South African rand extends gains after inflation slows

JOHANNESBURG (Reuters) -The South African rand extended gains to trade nearly 2% stronger against the U.S. dollar on Wednesday, after July inflation data came in lower than expected and the greenback slipped.

At 1608 GMT, the rand traded at 18.4725 to the U.S. dollar, about 1.8% stronger than its previous close. Earlier in the afternoon it hit a weekly high at 18.4225.

The dollar was trading down almost 0.2% against a basket of global currencies.

The rand had gained around 1% on Tuesday as risk appetite returned to global markets due to falling U.S. Treasury yields.

Statistics South Africa said annual headline consumer inflation slowed to 4.7% in July from 5.4% in June, a bigger drop than the 5.0% rate analysts polled by Reuters had predicted and near the midpoint of the central bank’s target range.

The figures will likely inform the South African Reserve Bank’s interest rate decision when it meets in September, but some analysts said inflation could rise again in August.

“The… inflation rate is likely to lift somewhat in August on base effects as July 2022 proved to be the peak for the inflation trajectory,” Investec economist Annabel Bishop said in a research note.

The rand got a boost on Wednesday afternoon as the dollar slipped due to weak U.S. economic data, and as gold, platinum and copper prices traded higher, said Shaun Murison, senior market analyst at IG.

South Africa hosted leaders from Brazil, India, Russia and China in Johannesburg for the second day of the BRICS summit of emerging economies on Wednesday.

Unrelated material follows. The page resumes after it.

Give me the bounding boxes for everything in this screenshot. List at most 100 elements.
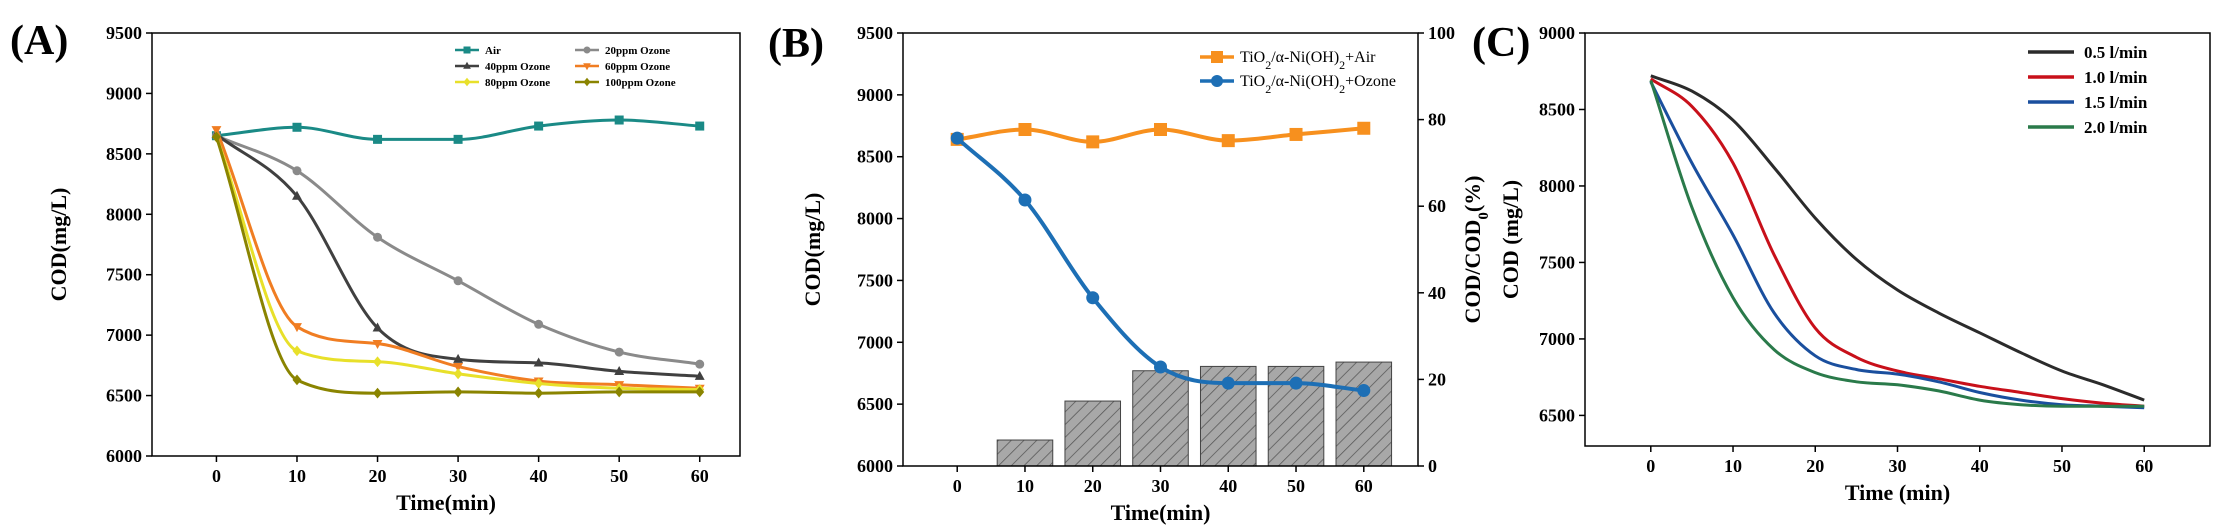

South African foreign minister Naledi Pandor said that the five countries had reached an agreement on mechanisms for expanding the bloc, and would give more details before the summit closes on Thursday.

South Africa’s benchmark 2030 government bond was stronger, with the yield down 1 basis point to 10.280%.

Shares on the Johannesburg Stock Exchange rose, with the blue-chip Top-40 index closing 0.9% higher.